Frequently asked questions

What is Industroyer / CrashOverride?

Modular ICS malware used in the 2016 Ukraine power-grid attack and updated as Industroyer2 in 2022, capable of speaking native grid protocols to trip substations. It belongs to the OT / ICS / IoT category of cybersecurity.

What does Industroyer / CrashOverride mean?

Modular ICS malware used in the 2016 Ukraine power-grid attack and updated as Industroyer2 in 2022, capable of speaking native grid protocols to trip substations.

How does Industroyer / CrashOverride work?

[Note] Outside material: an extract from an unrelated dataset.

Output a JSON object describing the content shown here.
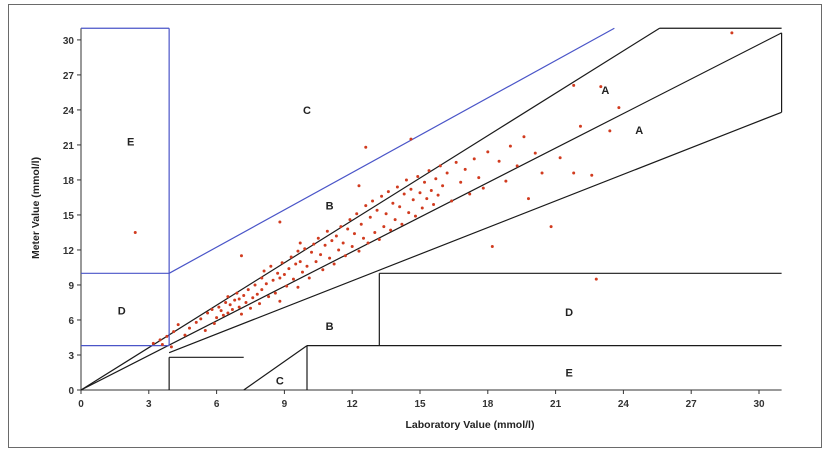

Industroyer (also called CrashOverride) is a modular ICS malware framework first used in December 2016 against a transmission substation in Kyiv, Ukraine, causing a roughly hour-long power outage. Unlike earlier grid attacks, Industroyer directly implemented IEC 60870-5-101, IEC 60870-5-104, IEC 61850, and OPC DA, plus a Siemens SIPROTEC denial-of-service module, allowing it to send native commands to RTUs, IEDs, and protective relays. ESET, Dragos, and several Western governments have attributed Industroyer to the Russian GRU's Sandworm group. A successor, Industroyer2, was discovered in April 2022 during an attempted attack on a Ukrainian energy provider. The framework remains the clearest demonstration that adversaries can build reusable, protocol-aware ICS tooling.

How do you defend against Industroyer / CrashOverride?

Defences for Industroyer / CrashOverride typically combine technical controls and operational practices, as detailed in the full definition above.

What are other names for Industroyer / CrashOverride?

Common alternative names include: CrashOverride, Industroyer2.